Fausse jardinière, vrai comique ?
Publié le 19-03-2014 à 17h34
Nicolas Blanmont Envoyé spécial à Lille Les spectateurs belges ont gardé un souvenir inoubliable de "La Finta Giardiniera", révélée au grand public par Gérard Mortier dans la mise en scène des Hermann : le spectacle, créé au Théâtre du Parc en 1986, fut repris plusieurs fois ensuite et même encore en 2011 par Peter de Caluwe. Composée par un Mozart de 18 ans, l’œuvre reste aussi rare à la scène qu’au disque : tentant, donc, de faire le déplacement à l’Opéra de Lille qui en affiche une nouvelle production, d’autant que la direction musicale est confiée à Emmanuelle Haïm.
On est plus habitué à entendre la claveciniste et chef française dans le répertoire baroque, mais cette compétence lui permet ici de mettre en lumière toute la vitalité coruscante du jeune Mozart, aidée par un Concert d’Astrée en grande forme. Dans cet ouvrage qui garde une forme d’opéra à numéros mais présente déjà des finals d’actes qui annoncent ceux des "Noces de Figaro", Haïm sait à la fois insuffler ce qu’il faut de vie dans les récitatifs (avec un continuo très inventif) et magnifier la beauté des airs. Et les solistes sont excellents, tant par leur adéquation physique avec leur personnage que par leurs talents vocaux : chanteurs expérimentés (Carlo Allemano en Podestat, Marie-Claude Chappuis en Ramiro) ou valeurs montantes (Enea Scala en Belfiore ou Erin Morley en Sandrina), tous sont dignes de louanges.
Vision réductrice
Dommage que la mise en scène de David Lescot reste trop souvent en surface. Venu du théâtre, ce Français qui avait déjà monté "The Rake’s Progress" à Lille fait ici le choix de privilégier le comique sur le sentimental. La plupart de ses personnages sont présentés comme des archétypes monochromes (Ramiro en pleurnichard, Belfiore en latin lover un peu ridicule, Arminda en dominatrice…), vision réductrice qui en amoindrit la crédibilité dramatique. D’autant que cette tendance au superficiel se traduit aussi dans le recours trop systématique à un comique visuel et à des gags au premier degré.

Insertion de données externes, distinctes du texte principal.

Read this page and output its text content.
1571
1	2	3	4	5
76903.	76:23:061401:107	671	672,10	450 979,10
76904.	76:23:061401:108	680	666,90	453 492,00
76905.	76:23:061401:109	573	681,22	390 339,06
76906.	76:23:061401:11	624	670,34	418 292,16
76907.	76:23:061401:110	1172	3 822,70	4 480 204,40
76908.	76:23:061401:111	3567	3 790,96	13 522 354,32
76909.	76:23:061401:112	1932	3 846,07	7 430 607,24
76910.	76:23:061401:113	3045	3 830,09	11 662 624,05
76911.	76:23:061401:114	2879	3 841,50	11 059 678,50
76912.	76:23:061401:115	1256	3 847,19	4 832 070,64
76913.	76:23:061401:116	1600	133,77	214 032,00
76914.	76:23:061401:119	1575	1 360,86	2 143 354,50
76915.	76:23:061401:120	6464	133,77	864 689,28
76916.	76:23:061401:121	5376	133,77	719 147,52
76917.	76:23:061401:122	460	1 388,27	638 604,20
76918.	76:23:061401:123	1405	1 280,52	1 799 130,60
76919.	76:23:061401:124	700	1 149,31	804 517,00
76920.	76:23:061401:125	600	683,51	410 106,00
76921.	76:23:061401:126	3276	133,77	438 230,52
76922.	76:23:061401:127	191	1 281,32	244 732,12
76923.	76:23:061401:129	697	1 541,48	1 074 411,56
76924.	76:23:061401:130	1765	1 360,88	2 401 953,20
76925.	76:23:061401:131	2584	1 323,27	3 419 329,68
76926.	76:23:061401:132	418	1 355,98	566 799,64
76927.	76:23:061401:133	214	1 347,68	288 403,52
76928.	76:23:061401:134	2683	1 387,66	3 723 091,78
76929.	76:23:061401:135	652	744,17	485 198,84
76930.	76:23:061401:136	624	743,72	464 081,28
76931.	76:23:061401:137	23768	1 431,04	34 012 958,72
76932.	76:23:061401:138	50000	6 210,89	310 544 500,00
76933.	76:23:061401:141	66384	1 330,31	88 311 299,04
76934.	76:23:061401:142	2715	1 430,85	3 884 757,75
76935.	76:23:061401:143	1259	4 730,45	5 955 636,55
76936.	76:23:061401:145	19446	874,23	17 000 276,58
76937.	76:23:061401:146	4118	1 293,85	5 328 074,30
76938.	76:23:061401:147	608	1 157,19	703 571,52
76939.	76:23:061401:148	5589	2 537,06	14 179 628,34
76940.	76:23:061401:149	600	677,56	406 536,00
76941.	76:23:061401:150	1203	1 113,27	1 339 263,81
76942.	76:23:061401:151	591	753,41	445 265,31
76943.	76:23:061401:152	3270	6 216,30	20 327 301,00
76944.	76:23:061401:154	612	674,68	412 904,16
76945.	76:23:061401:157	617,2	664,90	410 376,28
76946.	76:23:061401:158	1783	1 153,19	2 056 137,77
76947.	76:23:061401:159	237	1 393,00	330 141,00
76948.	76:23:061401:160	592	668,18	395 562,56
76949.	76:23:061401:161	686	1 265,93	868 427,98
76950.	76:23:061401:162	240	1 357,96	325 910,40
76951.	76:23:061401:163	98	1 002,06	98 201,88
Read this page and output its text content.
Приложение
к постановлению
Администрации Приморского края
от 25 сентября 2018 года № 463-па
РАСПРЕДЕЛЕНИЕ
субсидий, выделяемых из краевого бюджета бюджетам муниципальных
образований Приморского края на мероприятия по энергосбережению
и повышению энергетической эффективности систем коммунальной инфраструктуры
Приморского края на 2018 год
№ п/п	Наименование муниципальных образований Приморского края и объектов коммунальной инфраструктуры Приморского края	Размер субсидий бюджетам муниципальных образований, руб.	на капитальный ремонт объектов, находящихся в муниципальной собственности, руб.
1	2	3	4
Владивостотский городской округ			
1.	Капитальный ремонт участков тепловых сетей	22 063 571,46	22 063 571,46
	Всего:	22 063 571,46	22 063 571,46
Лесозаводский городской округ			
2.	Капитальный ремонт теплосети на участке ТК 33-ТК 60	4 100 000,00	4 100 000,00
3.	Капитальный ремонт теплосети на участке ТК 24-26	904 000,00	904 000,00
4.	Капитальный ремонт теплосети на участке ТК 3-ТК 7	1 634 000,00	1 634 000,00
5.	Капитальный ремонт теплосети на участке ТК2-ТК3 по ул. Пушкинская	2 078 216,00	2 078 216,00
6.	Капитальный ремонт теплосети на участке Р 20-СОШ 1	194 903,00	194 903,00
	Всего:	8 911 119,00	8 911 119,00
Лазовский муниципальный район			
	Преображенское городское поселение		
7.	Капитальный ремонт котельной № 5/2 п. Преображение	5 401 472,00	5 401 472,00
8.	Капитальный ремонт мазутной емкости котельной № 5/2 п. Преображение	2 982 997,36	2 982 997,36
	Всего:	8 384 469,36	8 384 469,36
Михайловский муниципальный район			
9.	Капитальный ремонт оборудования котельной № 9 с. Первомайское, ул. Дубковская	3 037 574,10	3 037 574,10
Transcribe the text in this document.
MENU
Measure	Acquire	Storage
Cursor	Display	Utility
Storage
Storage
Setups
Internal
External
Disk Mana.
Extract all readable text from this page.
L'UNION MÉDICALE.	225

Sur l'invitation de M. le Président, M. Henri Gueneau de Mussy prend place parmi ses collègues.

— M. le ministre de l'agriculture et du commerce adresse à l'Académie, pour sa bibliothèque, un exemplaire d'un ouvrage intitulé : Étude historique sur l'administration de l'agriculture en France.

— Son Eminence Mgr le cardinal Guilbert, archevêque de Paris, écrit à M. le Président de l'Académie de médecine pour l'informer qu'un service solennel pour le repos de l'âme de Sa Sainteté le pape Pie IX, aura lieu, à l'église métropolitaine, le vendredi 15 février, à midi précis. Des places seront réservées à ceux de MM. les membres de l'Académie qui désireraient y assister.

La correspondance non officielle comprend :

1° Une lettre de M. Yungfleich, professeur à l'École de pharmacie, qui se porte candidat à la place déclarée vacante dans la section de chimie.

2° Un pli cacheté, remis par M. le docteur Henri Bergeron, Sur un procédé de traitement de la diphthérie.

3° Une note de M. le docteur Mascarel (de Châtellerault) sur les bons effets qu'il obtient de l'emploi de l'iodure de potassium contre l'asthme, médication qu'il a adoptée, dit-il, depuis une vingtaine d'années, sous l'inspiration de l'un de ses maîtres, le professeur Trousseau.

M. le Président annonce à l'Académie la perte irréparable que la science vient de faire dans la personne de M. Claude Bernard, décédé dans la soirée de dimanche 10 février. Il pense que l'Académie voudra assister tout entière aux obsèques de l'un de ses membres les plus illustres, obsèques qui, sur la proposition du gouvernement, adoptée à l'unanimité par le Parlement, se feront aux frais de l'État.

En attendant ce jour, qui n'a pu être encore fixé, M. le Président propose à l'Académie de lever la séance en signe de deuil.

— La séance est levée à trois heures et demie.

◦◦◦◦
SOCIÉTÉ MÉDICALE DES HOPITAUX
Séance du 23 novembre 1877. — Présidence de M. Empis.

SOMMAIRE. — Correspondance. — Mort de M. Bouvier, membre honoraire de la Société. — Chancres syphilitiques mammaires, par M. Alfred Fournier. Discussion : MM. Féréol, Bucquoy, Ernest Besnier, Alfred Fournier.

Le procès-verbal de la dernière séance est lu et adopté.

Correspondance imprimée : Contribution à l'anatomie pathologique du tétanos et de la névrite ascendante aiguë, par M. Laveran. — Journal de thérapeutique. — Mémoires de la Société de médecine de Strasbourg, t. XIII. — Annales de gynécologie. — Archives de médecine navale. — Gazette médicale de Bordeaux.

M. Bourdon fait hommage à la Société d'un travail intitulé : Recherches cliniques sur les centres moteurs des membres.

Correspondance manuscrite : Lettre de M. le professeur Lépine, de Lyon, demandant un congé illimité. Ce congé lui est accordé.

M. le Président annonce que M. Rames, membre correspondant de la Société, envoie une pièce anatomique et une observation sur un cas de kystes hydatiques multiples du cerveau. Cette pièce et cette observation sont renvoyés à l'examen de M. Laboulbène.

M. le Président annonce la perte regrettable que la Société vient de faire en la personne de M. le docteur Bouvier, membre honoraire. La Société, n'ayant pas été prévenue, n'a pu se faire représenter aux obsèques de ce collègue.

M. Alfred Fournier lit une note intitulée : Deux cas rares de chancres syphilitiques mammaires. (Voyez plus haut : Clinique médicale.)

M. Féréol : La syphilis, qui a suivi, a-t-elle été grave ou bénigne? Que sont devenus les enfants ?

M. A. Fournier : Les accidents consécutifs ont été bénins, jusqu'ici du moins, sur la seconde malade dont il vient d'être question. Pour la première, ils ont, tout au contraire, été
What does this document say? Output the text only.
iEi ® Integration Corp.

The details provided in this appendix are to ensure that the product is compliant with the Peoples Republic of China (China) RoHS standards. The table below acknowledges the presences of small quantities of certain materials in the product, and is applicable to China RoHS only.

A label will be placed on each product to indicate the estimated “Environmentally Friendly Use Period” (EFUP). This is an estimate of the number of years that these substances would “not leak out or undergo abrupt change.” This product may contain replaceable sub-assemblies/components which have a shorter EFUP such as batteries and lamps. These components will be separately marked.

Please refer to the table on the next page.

Pour ne rien arranger, l’action se déroule sans véritable décor jusqu’à ce que, vers la fin du deuxième acte, le mur du fond s’écroule pour laisser apparaître un coin de forêt. Avant cela, il aura fallu subir pendant près de deux heures sur un plancher vide l’incessant ballet de trois jardiniers déplaçant une dizaine de plantes qui, avec leurs pots et quelques brouettes, tiennent lieu de toute dramaturgie. De quoi s’agacer et se lasser, sauf à regarder le plafond pour jouir pleinement de la musique.